Anti-Iran Propaganda Figure to Stand Trial in Coming Days: Judiciary

TEHRAN (Tasnim) – The spokesman for Iran’s Judiciary said the trial session of Ruhollah Zam, the head of an anti-Iranian website and Telegram channel, will be held in coming days.

Speaking to the Islamic Republic of Iran Broadcasting on Saturday, Gholam Hossein Esmaeili said the court session of Zam will be held in the coming days within the framework of the country’s laws and regulations.

“In addition to the main defendant in the case, five other people have been arrested and some others have been summoned to the court and their cases are under investigation,” he stated.

The case of Zam will be dealt with separately and the other defendants’ cases will be handled gradually, the spokesman went on to say.

The Islamic Revolution Guards Corps (IRGC) announced, in a statement back in October, that in a “complicated” operation, it had managed to arrest Zam, the administrator of a website “directed and supported by France’s intelligence service”.

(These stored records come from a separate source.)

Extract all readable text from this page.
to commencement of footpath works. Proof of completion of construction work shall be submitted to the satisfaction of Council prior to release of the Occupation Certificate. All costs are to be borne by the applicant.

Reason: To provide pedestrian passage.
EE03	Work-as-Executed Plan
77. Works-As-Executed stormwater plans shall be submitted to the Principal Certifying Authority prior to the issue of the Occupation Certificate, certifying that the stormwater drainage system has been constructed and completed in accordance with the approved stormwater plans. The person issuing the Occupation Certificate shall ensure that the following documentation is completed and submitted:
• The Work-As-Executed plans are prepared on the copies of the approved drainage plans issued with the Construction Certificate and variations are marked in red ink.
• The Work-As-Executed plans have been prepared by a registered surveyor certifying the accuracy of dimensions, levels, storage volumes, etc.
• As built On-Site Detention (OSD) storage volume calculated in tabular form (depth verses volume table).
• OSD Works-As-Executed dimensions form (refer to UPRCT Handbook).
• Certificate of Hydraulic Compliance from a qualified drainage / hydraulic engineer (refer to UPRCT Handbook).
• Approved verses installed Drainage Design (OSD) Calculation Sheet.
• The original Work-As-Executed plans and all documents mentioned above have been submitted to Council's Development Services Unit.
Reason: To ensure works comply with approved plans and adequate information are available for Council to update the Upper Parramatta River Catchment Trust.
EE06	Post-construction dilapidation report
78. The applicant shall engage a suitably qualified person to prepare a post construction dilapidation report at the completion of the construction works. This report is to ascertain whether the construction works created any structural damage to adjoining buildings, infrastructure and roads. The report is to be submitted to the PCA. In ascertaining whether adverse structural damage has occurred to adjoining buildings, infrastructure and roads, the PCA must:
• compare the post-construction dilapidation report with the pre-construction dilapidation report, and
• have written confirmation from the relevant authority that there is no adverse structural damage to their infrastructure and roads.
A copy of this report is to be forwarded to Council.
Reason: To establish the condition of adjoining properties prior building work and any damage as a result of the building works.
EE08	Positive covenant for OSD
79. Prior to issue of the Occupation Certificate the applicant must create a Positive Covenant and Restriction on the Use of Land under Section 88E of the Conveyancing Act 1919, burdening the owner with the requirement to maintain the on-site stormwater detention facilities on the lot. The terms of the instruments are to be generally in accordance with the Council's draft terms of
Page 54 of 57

The IRGC emphasized that Zam had been running extensive psychological warfare in recent years with direct logistical support of foreign intelligence services and counter-revolutionary agents outside the country in order to sow discord inside Iran, stoke Iranophobia, disseminate lies, foment doubt among the younger generation about religious beliefs, prepare the ground for acts of violence and terror and create chaos and unrest inside the country.

“This evil mercenary element” was busted during a “sophisticated” intelligence operation, according to the IRGC statement.

“Despite being under the guidance of the French intelligence service and the support of the US and Zionist intelligence services…, and being guarded round the clock by various means and covers, he fell into a trap laid by… the IRGC’s Intelligence Organization,” the statement read.

Amadnews was suspended by the messaging app Telegram in 2018 after Iran accused it of carrying calls for violence during protests that started in late 2017 and continued across the country. But the channel soon reappeared under a new name.